Figure 18. Savane malgache sur substratum granitique, au sein duquel se développe une altération produisant une arène et épargnant quelques « boules » encore saines

Une rapide reprise d'érosion due au déboisement des pentes montagneuses produit des ravines qui érodent arène et granite altéré et laissent entrevoir les « boules saines ». Si l'ensemble de l'arène et du granite altéré est érodé, un chaos granitique assez semblable à ceux de Devils Marbles apparaîtra.


Figure 19. Savane malgache sur substratum granitique, au sein duquel se développe une altération produisant une arène et épargnant quelques « boules » encore saines

Une rapide reprise d'érosion due au déboisement des pentes montagneuses produit des ravines qui érodent arène et granite altéré et laissent entrevoir les « boules saines ». Si l'ensemble de l'arène et du granite altéré est érodé, un chaos granitique assez semblable à ceux de Devils Marbles apparaîtra.

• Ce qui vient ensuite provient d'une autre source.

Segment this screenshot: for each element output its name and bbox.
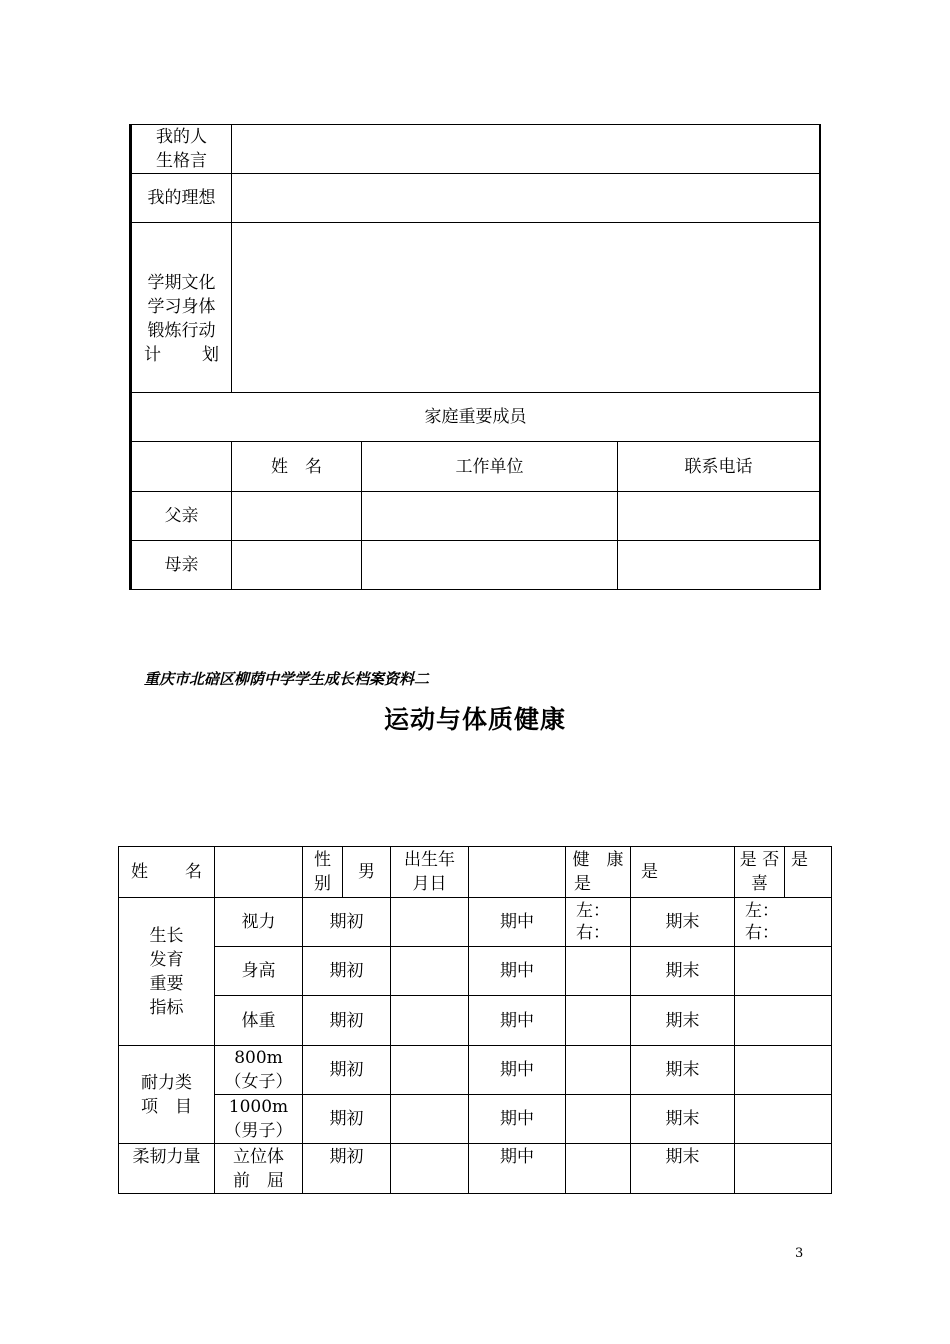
growth-label: 生长 发育 重要 指标 xyxy=(119,898,215,1046)
father-phone-field[interactable] xyxy=(618,492,820,541)
section-subtitle: 重庆市北碚区柳荫中学学生成长档案资料二 xyxy=(144,670,430,688)
bend-end-label: 期末 xyxy=(631,1144,735,1194)
mother-label: 母亲 xyxy=(132,541,232,590)
gender-label: 性 别 xyxy=(303,847,343,898)
profile-table xyxy=(131,124,820,590)
name-field[interactable] xyxy=(215,847,303,898)
run-800-mid-label: 期中 xyxy=(469,1046,566,1095)
run-1000-end-field[interactable] xyxy=(735,1095,832,1144)
likes-sport-value[interactable]: 是 xyxy=(791,850,808,870)
mother-work-field[interactable] xyxy=(362,541,618,590)
vision-start-label: 期初 xyxy=(303,898,391,947)
run-1000-start-field[interactable] xyxy=(391,1095,469,1144)
bend-start-field[interactable] xyxy=(391,1144,469,1194)
weight-end-field[interactable] xyxy=(735,996,832,1046)
run-1000-end-label: 期末 xyxy=(631,1095,735,1144)
mother-phone-field[interactable] xyxy=(618,541,820,590)
gender-value[interactable]: 男 xyxy=(343,847,391,898)
vision-mid-label: 期中 xyxy=(469,898,566,947)
vision-start-field[interactable] xyxy=(391,898,469,947)
col-name-header: 姓 名 xyxy=(232,442,362,492)
healthy-value[interactable]: 是 xyxy=(631,847,735,898)
father-work-field[interactable] xyxy=(362,492,618,541)
vision-end-label: 期末 xyxy=(631,898,735,947)
father-name-field[interactable] xyxy=(232,492,362,541)
flex-label: 柔韧力量 xyxy=(119,1144,215,1194)
bend-start-label: 期初 xyxy=(303,1144,391,1194)
birth-label: 出生年 月日 xyxy=(391,847,469,898)
vision-label: 视力 xyxy=(215,898,303,947)
family-blank-cell xyxy=(132,442,232,492)
mother-name-field[interactable] xyxy=(232,541,362,590)
motto-field[interactable] xyxy=(232,125,820,174)
bend-end-field[interactable] xyxy=(735,1144,832,1194)
bend-mid-field[interactable] xyxy=(566,1144,631,1194)
height-start-field[interactable] xyxy=(391,947,469,996)
endurance-label: 耐力类 项 目 xyxy=(119,1046,215,1144)
health-table xyxy=(118,846,832,1194)
run-800-mid-field[interactable] xyxy=(566,1046,631,1095)
likes-sport-label: 是 否 喜 xyxy=(735,847,785,897)
run-1000-mid-label: 期中 xyxy=(469,1095,566,1144)
ideal-label: 我的理想 xyxy=(132,174,232,223)
height-mid-label: 期中 xyxy=(469,947,566,996)
weight-mid-label: 期中 xyxy=(469,996,566,1046)
forward-bend-label: 立位体 前 屈 xyxy=(215,1144,303,1194)
weight-start-field[interactable] xyxy=(391,996,469,1046)
page-number: 3 xyxy=(795,1246,804,1261)
weight-start-label: 期初 xyxy=(303,996,391,1046)
height-label: 身高 xyxy=(215,947,303,996)
family-header: 家庭重要成员 xyxy=(132,393,820,442)
bend-mid-label: 期中 xyxy=(469,1144,566,1194)
motto-label: 我的人 生格言 xyxy=(132,125,232,174)
father-label: 父亲 xyxy=(132,492,232,541)
ideal-field[interactable] xyxy=(232,174,820,223)
run-1000-mid-field[interactable] xyxy=(566,1095,631,1144)
col-phone-header: 联系电话 xyxy=(618,442,820,492)
height-start-label: 期初 xyxy=(303,947,391,996)
name-label: 姓 名 xyxy=(119,847,215,898)
run-800-start-label: 期初 xyxy=(303,1046,391,1095)
run-1000-label: 1000m （男子） xyxy=(215,1095,303,1144)
birth-field[interactable] xyxy=(469,847,566,898)
height-end-field[interactable] xyxy=(735,947,832,996)
weight-mid-field[interactable] xyxy=(566,996,631,1046)
plan-field[interactable] xyxy=(232,223,820,393)
height-end-label: 期末 xyxy=(631,947,735,996)
run-800-end-label: 期末 xyxy=(631,1046,735,1095)
run-1000-start-label: 期初 xyxy=(303,1095,391,1144)
section-title: 运动与体质健康 xyxy=(383,705,566,734)
run-800-label: 800m （女子） xyxy=(215,1046,303,1095)
likes-sport-cell xyxy=(735,847,832,898)
plan-label: 学期文化 学习身体 锻炼行动 计 划 xyxy=(132,223,232,393)
healthy-label: 健 康 是 xyxy=(566,847,631,898)
run-800-start-field[interactable] xyxy=(391,1046,469,1095)
weight-label: 体重 xyxy=(215,996,303,1046)
weight-end-label: 期末 xyxy=(631,996,735,1046)
run-800-end-field[interactable] xyxy=(735,1046,832,1095)
height-mid-field[interactable] xyxy=(566,947,631,996)
vision-mid-field[interactable]: 左： 右： xyxy=(566,898,631,947)
vision-end-field[interactable]: 左： 右： xyxy=(735,898,832,947)
col-work-header: 工作单位 xyxy=(362,442,618,492)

Figure 20. Localisation de la savane malgache photographiée


Figure 21. Schéma de la genèse des chaos granitiques

La partie haute de ce shéma est identique au schéma précédent. Pour la partie basse du schéma, la moitié supérieure de l'arène et du granite altéré a été enlevée grâce à la magie des logiciels de dessin, équivalents d'une érosion intense. Et comme les blocs de granite sain ainsi partiellement ou totalement dégagés ne pouvaient pas continuer à rester en déséquilibre ou à flotter "en l'air", ces blocs ont basculé (avec le logiciel de dessin), se sont effondrés et parfois fracturés. Ainsi sont nés les chaos granitiques de Devils Marbles en Australie, et les innombrables autres chaos, comme ceux que nous verrons en France la semaine prochaine.